VTech, Hong Kong-based maker of many children’s digital toys, apparently doesn’t see things this way.
First, a little background. In November 2015, VTech was hacked and information of as many as 6.3 million children and 4.8 million parents was compromised. Data exposed by the breach consisted of children’s names, age, gender, photos, chat logs, and information linking them to their parents and their home addresses. After downplaying the extent of the hack, VTech finally came forward with the details, including an estimate of the number of victims by their country of residence.
The hack was remarkable because after a year of other high-profile breaches like Ashley Madison and OPM, VTech was found employing spectacularly outdated security practices and software. For instance, the site where user accounts were created had no SSL encryption, company was using severely weak MD5 hashes to scramble user passwords (weak hashes make the passwords easy to crack once the database is breached), and API calls were returning unrelated database queries when they should have been locked down, among others.
Since then, VTech has been working with experts to improve its security and it’s evident, especially in the now SSL encrypted webpages belonging to the company.
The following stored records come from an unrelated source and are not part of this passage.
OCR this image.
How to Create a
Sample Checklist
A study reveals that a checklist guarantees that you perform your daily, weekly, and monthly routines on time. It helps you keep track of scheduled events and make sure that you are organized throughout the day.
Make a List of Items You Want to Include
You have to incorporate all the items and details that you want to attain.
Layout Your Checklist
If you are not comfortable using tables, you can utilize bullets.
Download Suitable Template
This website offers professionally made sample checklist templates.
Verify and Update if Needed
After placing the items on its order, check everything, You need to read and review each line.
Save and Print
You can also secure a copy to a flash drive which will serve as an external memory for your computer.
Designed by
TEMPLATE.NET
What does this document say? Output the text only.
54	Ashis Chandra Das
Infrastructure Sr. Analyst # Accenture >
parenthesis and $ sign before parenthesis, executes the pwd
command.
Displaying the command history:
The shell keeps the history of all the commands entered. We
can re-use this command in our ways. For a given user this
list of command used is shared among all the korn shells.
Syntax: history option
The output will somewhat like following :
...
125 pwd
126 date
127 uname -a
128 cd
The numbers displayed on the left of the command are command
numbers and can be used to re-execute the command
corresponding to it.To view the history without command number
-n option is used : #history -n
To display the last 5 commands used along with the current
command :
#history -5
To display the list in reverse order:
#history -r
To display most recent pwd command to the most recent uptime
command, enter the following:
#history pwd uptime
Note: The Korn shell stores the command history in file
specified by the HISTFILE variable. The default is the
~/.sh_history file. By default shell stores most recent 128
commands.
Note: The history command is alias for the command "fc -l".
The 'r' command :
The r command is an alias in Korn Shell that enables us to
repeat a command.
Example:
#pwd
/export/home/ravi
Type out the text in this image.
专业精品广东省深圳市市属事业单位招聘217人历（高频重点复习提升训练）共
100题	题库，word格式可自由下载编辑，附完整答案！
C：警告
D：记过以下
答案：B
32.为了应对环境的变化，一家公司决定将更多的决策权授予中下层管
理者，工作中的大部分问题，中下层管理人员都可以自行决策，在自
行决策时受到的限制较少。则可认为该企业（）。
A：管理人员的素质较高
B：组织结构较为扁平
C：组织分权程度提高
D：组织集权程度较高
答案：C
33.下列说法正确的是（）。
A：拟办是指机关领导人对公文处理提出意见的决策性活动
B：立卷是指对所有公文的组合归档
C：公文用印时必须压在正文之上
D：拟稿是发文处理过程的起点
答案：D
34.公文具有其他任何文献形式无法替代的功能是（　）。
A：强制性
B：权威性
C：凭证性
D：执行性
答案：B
However, given the company’s basically non-existent security just a few months ago, it’s surprising that its strategy of customer reassurance consists of disclaiming all responsibility for protecting user information.
In an obscure link, the company says this of its responsibility to protect user information:
We know that there’s no such thing as “perfect” security, but when you are caught with bad practices in a banner year for data breaches, you should be dedicated to securing your users’ information instead of hiring lawyers to sneakily limit your liability. Especially when that supposed exemption from liability is communicated to users by hiding it deep inside a mountain of text.
The near-complete opaqueness via which these changes in terms and conditions are communicated becomes even more obvious given their non-existence on the website that’s specifically designed to relay to parents the status of services affected by the breach. Instead, on that page, VTech paints a picture of working hard to protect user data and that parents and children can rest easy:
A mention or a link to VTech absolving itself of all responsibility in case of a breach would have been nice here.
Lastly, in two of VTech’s major markets, US and Europe, experts agree that these terms and conditions may be unenforceable. In Europe, there are data protection laws that require companies to secure their customers’ data.
In the United States, EFF’s view is that Children’s Online Privacy Protection Act (COPPA) requires that companies collecting data from children under 13 use reasonable means to protect it. This is what the first COPPA FAQ on the FTC website applicable to service providers says:
Maintain the confidentiality, security, and integrity of information they collect from children, including by taking reasonable steps to release such information only to parties capable of maintaining its confidentiality and security
Given the new terms’ near unenforceability, significant lack of good faith in communicating them to users, and the ill will they are garnering from the Internet at large, VTech should do the right thing and get rid of them.
VTech’s resources would be better spent ensuring its customers’ sensitive data is secure, instead of finding ways to get out of that responsibility via legal trickery.